Illumina sequencing covered 88.6% of the complete HPV-35 genome and approximately 85% of the HPV-35 LCR with 99.6% identity to the reference sequence. No reads mapping to HPV-52 were identified. In the LA the probe for HPV-52 can cross-react with HPV-35, -33 and −58. A separate probe for HPV-35 is included in the LA, but was negative for HH015. This may be due to a low viral load in the specimen; however it may also be that HPV-35 was mistyped as HPV-52 in the LA result. In the WHO HPV genotyping global proficiency study, LA testing was found to frequently give false-positive results for HPV-52. As no reads mapped to the HPV-84 LCR the presence of this type, detected by LA, could not be confirmed by Illumina sequencing. A type-specific PCR using HPV-84 specific primers was unable to detect HPV-84 in specimen HH015 (results not shown). HPV-84 may have been mistyped in the Roche LA result.
The HR HPV-56 was identified by Illumina sequencing as one of the dominant HPV types in HH015. The complete genome was assembled at a coverage of 93.9 (Table 1) and mapped at a coverage of 97.4. This type was not detected by LA: this is probably because the limit of detection for HPV-56 in the LA is very high. Eklund et al.  report that this type, and HPV-52, are frequently undetected in many HPV genotyping assays, including LA, and their prevalence is probably underestimated in epidemiological studies. This is especially when compared to HPV-16 and −18 prevalence’s, for which most assays have a significantly lower detection limit.

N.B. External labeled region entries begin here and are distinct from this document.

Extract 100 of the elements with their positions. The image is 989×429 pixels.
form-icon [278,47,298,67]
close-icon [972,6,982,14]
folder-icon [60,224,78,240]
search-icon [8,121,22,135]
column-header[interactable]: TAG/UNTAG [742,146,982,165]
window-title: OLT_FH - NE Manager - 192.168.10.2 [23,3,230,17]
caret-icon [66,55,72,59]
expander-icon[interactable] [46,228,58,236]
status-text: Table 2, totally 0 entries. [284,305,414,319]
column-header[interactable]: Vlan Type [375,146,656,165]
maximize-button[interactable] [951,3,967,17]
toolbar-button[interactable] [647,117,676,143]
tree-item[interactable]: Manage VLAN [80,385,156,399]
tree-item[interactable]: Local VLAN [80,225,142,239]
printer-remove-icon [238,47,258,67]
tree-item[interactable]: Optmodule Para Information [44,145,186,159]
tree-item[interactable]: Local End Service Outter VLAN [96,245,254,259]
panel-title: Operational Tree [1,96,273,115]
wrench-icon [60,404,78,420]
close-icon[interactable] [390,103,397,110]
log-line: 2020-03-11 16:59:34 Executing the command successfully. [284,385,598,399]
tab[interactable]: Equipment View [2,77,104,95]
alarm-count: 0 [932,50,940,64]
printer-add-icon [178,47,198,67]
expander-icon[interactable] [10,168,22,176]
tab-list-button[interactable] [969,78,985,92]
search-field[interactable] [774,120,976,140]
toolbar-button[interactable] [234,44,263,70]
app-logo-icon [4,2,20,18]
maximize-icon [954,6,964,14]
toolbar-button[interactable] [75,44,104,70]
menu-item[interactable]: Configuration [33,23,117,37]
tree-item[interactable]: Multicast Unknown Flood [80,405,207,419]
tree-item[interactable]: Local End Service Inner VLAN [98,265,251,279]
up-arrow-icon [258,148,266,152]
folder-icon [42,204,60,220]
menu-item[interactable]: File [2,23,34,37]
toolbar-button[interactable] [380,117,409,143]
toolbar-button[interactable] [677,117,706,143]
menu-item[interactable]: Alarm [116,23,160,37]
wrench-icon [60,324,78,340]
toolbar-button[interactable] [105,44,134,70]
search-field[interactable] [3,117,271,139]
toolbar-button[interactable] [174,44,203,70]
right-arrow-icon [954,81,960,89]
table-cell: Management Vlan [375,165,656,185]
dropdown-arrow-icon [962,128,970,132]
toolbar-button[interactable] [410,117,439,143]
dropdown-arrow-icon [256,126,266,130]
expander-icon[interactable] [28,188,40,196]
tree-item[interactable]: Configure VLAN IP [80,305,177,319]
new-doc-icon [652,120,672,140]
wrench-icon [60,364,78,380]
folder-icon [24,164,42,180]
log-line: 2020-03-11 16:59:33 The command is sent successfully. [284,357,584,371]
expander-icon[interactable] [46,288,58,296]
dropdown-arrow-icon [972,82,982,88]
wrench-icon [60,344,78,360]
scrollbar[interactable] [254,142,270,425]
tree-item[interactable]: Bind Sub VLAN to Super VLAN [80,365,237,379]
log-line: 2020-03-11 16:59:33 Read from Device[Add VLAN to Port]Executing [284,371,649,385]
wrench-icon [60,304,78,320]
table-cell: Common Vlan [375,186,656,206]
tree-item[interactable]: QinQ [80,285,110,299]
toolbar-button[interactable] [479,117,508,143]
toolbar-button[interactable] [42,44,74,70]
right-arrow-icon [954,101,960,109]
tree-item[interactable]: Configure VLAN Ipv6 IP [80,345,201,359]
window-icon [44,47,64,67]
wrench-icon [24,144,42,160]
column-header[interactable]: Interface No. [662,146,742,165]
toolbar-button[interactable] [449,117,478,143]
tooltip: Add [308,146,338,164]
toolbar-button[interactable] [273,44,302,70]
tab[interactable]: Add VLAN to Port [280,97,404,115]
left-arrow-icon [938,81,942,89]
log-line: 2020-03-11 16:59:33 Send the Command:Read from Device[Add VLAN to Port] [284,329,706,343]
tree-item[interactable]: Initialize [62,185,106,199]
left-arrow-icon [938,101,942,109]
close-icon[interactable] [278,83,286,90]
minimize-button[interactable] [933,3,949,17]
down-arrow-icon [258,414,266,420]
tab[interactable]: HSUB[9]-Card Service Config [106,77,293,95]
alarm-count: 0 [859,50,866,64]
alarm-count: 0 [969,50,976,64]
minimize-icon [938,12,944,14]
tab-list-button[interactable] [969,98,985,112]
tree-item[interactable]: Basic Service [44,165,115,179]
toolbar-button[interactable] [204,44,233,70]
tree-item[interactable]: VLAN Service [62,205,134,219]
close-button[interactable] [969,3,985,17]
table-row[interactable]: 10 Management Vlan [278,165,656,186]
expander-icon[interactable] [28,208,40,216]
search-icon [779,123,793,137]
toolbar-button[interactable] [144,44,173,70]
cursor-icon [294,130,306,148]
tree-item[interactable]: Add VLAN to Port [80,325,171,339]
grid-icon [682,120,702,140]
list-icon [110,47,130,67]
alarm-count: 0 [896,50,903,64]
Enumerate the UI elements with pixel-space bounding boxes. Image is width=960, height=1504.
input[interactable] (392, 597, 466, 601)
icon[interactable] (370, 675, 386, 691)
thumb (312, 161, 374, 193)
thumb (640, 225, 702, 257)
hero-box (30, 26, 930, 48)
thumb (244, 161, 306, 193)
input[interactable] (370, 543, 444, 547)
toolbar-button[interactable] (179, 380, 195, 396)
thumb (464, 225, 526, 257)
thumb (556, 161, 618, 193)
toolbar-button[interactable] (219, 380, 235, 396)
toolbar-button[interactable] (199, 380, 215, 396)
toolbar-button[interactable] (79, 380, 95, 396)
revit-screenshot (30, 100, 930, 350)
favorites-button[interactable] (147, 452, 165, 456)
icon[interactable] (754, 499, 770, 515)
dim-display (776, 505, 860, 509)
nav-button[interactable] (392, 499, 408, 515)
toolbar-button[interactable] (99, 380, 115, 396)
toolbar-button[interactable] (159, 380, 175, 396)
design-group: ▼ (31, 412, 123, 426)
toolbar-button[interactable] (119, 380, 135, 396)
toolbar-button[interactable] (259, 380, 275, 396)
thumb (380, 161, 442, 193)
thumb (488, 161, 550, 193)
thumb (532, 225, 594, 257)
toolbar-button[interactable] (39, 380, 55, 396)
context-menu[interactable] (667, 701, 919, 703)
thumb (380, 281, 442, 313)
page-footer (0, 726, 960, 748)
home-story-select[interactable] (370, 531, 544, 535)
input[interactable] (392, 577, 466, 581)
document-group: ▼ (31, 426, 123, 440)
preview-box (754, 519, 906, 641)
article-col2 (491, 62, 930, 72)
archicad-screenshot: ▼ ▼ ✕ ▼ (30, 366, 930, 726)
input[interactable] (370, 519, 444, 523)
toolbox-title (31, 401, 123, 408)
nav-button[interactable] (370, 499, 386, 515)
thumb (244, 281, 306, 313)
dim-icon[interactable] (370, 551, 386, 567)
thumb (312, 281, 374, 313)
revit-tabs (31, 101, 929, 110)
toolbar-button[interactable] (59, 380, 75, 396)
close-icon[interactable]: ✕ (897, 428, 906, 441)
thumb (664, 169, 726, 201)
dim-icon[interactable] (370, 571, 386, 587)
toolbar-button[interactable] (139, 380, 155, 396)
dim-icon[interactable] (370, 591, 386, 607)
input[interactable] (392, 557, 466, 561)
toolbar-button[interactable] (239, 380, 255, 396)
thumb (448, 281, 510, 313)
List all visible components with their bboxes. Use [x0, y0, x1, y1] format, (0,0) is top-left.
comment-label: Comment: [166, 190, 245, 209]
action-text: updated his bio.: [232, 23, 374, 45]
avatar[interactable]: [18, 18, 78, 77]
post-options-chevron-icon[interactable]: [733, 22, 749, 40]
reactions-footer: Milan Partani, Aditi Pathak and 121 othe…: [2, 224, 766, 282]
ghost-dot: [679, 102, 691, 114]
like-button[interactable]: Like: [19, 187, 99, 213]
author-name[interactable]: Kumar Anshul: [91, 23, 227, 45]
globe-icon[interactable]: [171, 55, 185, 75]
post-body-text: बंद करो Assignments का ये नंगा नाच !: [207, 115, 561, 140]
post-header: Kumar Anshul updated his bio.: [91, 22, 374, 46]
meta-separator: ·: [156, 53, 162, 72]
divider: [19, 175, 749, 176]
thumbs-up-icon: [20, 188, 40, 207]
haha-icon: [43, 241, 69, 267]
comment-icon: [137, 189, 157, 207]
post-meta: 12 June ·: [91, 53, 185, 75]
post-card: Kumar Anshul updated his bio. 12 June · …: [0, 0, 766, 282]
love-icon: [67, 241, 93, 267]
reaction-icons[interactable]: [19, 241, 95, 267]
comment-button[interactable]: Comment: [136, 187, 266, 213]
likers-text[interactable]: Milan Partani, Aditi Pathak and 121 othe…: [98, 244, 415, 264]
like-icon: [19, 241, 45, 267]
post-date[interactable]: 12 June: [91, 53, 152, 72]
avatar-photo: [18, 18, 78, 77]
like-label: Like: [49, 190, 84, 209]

Illumina sequencing identified several HPV types in HH015 not included in the LA (HPV types 30, 74, 86 and 90). HPV-30 has been classified as possibly carcinogenic . While the remaining types are not classified as HR oncogenic types, we wanted to know the frequency of these types in our study population to determine if they were common. HPV-30 (14.6%) and HPV-74 (12.8%) were found to be the third and fourth most common low risk types in our cohort, after HPV-62 (23.9%) and HPV-70 (15.6%) . The prevalence of HPV-86 and 90 was 4.6 and 8.3%, respectively. Although our study population was small (109), the high prevalence of HPV-30 and −74 may warrant their inclusion in future HPV genotyping studies.
Inclusion of HPV types 30, 74, 86 and 90 into our previously reported HPV prevalence data for this cohort , showed that only 9.2% of the women had no HPV (10/109), 18.3% had single HPV infection (20/109) and 72.5% had multiple infection (79/109). The high prevalence of multiple HPV infection in this cohort (72.5%) and small sample size limited our ability to assess the impact of the individual HPV types 30, 74, 86 and 90 on the cervical cytology results.